The economic impact statement also failed to estimate the cost of the part of the new policy that mandates open data. That is, scientific data underlying federally funded research, including data “not associated with peer-reviewed scholarly publication”—an expansion in scope of current data-access standards—will need to be freely available and publicly accessible by default. This piece of the mandate will allow researchers to build on each other’s work and save time, but it will not come free.
Not everyone agrees with the government’s back-of-the-napkin calculations. Angela Cochran, vice president of publishing at the American Society of Clinical Oncology, and others have argued that the economic impact statement “heavily relies on flawed data provided by lobbyists for open access policies.”
“Article processing charge averages will not stay at $2,500-3,000,” Cochran told The Scholarly Kitchen. “Not because [those charges] will be artificially inflated, but because for highly selective journals, the [article processing charge] model doesn’t work at that price point.”
The impact statement may be incomplete and contested, but it makes clear that American taxpayers already support academic publishing in at least five ways: direct funding of the research, taxpayer-funded researchers can pay to publish, taxpayer-funded libraries pay for journal subscriptions, taxpayer-funded researchers peer review articles and taxpayers pay to access content behind paywalls. Still, some argue that supporting research, but not public access and data stewardship, is irresponsible.

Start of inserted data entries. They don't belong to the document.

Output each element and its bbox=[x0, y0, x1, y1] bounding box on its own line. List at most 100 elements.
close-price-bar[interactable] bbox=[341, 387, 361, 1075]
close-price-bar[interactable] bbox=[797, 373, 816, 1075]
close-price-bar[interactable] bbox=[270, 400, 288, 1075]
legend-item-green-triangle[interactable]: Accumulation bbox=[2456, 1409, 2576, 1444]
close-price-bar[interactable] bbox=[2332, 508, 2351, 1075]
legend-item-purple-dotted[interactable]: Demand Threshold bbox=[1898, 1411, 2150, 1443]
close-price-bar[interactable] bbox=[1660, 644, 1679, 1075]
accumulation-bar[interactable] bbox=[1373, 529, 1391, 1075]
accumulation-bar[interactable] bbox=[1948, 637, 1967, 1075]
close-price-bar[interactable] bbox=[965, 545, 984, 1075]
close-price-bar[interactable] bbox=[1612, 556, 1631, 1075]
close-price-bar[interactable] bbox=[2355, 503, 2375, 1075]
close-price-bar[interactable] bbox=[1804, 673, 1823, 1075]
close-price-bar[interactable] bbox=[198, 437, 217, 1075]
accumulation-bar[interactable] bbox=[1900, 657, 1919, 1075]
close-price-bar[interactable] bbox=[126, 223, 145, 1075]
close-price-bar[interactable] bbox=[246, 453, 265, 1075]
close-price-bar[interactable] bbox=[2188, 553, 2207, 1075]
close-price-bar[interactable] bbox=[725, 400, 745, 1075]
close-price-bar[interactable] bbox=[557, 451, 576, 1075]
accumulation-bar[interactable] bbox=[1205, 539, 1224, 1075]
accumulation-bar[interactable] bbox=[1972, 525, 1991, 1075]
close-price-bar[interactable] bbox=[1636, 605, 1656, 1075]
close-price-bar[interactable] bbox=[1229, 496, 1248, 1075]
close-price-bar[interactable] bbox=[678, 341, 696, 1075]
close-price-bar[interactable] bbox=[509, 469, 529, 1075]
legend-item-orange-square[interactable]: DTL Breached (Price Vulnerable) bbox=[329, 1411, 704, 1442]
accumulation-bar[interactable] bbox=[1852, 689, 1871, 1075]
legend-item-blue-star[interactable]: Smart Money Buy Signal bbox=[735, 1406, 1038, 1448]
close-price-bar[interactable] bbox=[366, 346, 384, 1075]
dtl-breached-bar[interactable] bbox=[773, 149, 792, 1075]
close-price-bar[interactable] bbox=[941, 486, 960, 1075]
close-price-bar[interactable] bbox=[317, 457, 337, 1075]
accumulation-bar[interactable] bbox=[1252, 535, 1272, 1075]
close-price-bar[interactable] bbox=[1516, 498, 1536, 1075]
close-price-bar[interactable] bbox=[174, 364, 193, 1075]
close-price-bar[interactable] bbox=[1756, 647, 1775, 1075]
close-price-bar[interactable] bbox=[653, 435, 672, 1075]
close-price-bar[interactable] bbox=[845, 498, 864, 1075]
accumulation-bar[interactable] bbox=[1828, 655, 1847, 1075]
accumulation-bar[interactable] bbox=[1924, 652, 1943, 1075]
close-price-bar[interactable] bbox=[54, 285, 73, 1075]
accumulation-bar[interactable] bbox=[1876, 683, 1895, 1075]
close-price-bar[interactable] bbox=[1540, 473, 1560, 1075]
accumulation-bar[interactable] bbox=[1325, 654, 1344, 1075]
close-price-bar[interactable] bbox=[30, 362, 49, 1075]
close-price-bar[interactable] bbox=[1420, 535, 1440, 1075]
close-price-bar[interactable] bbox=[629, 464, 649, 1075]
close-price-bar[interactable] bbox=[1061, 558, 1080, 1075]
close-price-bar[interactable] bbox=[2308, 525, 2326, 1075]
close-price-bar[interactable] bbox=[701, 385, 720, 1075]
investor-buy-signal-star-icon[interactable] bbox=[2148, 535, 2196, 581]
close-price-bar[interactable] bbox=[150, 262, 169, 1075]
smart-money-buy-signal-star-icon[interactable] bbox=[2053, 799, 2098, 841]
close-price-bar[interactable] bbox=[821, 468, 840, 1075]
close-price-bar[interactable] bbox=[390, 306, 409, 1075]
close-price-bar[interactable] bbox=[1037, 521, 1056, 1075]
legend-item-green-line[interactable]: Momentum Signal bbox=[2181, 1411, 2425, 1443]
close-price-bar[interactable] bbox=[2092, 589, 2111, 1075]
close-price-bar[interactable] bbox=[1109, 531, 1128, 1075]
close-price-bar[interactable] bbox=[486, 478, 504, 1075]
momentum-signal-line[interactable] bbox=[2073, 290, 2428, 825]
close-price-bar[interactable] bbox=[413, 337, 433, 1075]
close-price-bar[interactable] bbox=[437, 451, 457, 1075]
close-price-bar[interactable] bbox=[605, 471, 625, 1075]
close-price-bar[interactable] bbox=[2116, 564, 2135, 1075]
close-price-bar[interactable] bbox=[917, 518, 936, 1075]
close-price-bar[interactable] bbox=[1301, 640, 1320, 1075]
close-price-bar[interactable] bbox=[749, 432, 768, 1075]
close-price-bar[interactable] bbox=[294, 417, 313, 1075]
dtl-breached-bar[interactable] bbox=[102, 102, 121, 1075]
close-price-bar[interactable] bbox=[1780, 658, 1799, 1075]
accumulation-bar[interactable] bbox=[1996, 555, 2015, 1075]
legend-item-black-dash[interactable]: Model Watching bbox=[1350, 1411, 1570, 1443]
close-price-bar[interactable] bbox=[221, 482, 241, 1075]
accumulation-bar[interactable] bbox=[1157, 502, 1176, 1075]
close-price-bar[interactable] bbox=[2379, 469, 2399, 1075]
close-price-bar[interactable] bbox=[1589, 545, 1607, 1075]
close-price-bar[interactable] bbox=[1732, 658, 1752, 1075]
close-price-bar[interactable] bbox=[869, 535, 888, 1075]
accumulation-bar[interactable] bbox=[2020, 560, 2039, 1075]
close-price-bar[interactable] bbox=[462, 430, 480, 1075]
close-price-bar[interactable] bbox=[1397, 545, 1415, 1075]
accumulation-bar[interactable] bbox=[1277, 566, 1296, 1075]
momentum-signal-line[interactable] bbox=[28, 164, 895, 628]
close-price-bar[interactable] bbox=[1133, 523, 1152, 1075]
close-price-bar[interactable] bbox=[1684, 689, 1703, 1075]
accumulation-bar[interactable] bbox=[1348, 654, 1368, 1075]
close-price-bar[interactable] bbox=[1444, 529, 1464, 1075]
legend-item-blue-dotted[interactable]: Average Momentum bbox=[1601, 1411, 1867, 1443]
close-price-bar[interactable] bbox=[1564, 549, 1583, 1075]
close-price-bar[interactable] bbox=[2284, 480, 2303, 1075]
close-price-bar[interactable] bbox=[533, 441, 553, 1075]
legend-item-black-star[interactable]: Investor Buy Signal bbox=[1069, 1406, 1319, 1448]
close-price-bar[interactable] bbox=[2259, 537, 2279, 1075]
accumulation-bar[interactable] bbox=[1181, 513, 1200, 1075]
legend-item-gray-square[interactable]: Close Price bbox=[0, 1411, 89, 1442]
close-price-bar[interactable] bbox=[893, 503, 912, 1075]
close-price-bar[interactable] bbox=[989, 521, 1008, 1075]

“Funders hold the stick: they should disburse no further funding without a properly reviewed and budgeted data-stewardship plan,” Barend Mons, a biosemantics professor at Leiden University Medical Center and leading FAIR data specialist, wrote in a Nature opinion piece.
For now, the government is focused on how publishers might step up. For example, publishers that voluntarily made an exception to provide access to COVID-19-related research, according to the economic impact statement, “must” make timely “public access the new norm for all federally funded scientific research.”
That falls short of offering a detailed accounting for how the new mandate might be funded, but it does draw a line in the sand on behalf of federal agencies, including the six—the National Institutes of Health, the National Science Foundation, the Department of Defense, the Department of Energy, the Department of Agriculture and NASA—that account for more than 94 percent of the approximately $150 billion in federal research and development funds, according to the impact statement.
“The publishers are going to need to pay their bills somehow,” Schonfeld said. “They’re going to need to either charge subscriptions or pivot to a more open-access model. That’s the fork in the road … How many of the publishers can develop more mature open-access models?”